W Subaru doszli najwyraźniej do wniosku, że proste rozwiązania są najlepsze. 2-litrowy bokser, oferujący seryjnie 200 koni mechanicznych, w aucie z dopiskiem STI otrzyma turbosprężarkę. Pomoże ona wycisnąć z silnika dodatkowe 80 KM, podnosząc jednocześnie wartość maksymalnego momentu obrotowego do 340 Nm. I tyle. Żadnego wyważania otwartych drzwi. W Toyocie wyznają inną filozofię.
W ostatnim wywiadzie udzielonym magazynowi Top Gear, Tetsuya Tada (szef inżynierów Toyoty) tak skomentował pomysł Subaru i ewentualny plan skopiowania go w GT86:
"Idea budowy 300-konnego silnika z tubodoładowaniem z emisją dwutlenku węgla na poziomie 200 g/km byłaby w obecnych czasach niesmaczna. Poza tym, turbina zabiłaby wyjątkowy charakter modelu GT86"

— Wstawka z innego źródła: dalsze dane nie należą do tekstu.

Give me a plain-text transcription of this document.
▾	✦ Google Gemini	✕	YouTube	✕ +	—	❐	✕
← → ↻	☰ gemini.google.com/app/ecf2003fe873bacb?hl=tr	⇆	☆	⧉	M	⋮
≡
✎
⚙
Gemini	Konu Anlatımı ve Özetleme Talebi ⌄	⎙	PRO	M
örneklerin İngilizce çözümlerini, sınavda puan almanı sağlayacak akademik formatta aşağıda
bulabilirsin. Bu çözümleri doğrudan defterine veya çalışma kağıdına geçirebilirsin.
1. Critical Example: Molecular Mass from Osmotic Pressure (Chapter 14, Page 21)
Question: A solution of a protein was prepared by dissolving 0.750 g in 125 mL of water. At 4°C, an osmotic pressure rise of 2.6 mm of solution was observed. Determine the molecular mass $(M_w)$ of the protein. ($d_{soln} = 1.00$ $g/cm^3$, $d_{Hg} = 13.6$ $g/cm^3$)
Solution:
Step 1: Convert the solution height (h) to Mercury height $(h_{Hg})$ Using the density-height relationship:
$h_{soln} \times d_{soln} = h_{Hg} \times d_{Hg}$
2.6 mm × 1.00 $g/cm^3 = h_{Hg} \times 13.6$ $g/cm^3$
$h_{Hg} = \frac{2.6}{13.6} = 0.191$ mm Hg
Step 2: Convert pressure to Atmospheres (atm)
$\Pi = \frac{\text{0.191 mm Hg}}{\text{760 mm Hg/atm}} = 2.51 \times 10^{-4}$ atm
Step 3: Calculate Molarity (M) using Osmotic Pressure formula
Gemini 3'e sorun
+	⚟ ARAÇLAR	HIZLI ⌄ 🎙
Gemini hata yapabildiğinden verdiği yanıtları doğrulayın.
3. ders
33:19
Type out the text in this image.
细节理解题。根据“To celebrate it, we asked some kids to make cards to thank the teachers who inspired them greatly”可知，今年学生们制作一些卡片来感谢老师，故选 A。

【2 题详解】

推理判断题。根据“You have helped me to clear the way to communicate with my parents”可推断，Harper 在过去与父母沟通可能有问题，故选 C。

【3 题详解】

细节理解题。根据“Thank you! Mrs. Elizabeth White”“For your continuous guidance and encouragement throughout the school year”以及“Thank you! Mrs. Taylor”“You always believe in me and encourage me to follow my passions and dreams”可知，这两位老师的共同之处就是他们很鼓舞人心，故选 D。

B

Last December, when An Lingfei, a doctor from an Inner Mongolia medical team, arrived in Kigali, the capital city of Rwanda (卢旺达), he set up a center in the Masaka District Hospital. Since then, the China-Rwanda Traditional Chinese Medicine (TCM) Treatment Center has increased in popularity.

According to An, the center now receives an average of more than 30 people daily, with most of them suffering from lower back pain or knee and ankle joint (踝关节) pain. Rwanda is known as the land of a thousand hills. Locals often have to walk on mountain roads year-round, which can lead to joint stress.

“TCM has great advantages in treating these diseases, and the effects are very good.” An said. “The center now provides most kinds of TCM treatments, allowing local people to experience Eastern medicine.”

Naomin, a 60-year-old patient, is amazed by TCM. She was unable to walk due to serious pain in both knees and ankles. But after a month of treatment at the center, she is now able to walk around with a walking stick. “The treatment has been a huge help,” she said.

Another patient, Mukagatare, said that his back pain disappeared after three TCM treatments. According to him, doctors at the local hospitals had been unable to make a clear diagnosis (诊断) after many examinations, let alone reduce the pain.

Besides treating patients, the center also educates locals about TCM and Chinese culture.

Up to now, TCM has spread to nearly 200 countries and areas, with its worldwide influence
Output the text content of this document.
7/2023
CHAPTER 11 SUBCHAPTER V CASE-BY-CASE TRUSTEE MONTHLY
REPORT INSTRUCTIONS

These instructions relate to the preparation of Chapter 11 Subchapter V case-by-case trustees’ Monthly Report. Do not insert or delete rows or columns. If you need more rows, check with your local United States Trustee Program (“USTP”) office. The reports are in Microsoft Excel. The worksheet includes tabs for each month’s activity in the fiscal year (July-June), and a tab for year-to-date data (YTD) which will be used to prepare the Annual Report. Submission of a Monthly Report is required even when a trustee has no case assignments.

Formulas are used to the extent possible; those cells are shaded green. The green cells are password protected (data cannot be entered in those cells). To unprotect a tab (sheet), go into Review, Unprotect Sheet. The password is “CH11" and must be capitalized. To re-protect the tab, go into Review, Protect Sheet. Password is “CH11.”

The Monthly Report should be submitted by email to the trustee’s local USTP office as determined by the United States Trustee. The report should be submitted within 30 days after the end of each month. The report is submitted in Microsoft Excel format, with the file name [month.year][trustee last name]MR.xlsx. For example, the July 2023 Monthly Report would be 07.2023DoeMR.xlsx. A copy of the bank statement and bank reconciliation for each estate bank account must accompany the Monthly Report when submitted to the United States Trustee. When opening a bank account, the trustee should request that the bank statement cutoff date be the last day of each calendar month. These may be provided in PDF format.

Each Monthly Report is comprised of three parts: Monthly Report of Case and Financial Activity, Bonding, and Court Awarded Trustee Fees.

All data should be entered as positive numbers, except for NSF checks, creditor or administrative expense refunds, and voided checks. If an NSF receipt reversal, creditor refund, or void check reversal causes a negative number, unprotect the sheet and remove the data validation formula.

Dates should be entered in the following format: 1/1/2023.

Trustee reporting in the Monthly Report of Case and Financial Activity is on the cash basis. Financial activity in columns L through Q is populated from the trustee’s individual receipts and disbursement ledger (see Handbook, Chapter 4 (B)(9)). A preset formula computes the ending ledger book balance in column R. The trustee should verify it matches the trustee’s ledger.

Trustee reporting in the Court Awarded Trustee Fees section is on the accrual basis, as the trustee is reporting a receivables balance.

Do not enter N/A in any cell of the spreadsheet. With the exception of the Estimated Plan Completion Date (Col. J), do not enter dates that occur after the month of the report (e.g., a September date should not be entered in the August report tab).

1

W jaki zatem sposób Toyota zamierza wycisnąć więcej mocy z dwulitrowego boksera? Zdaniem Tady, cześć dodatkowego potencjału można uzyskać przez skuteczne podkręcenie ECU. Japończyk jest jednak świadomy, że to nie wystarczy. Dlatego w rozmowie z dziennikarzami Top Gear-a w pewnym momencie padło słowo "hybryda".
Spokojnie, nie chodzi o rozwiązania znane z Priusów. Tatsuya Tada zdradził, że auto mogłoby zostać "uzbrojone" w technologie podobne do tych, jakie opracowano na potrzeby sportowego TS030 Le Mans. Szefowi inżynierów Toyoty wymsknęło się też, że firma posiada jeżdżący prototyp GT86 wykorzystujący KERS (Kinetic Energy Recovery System) - system odzyskiwania energii kinetycznej, znany dziś przede wszystkim z wyścigów Formuły 1.
Hybrydowe GT86? Chyba nikt nie będzie zaskoczony. W końcu to Toyota. Coś nam jednak podpowiada, że firma nie pozwoli sobie na zmarnowanie potencjału tak dobrze przyjętego modelu.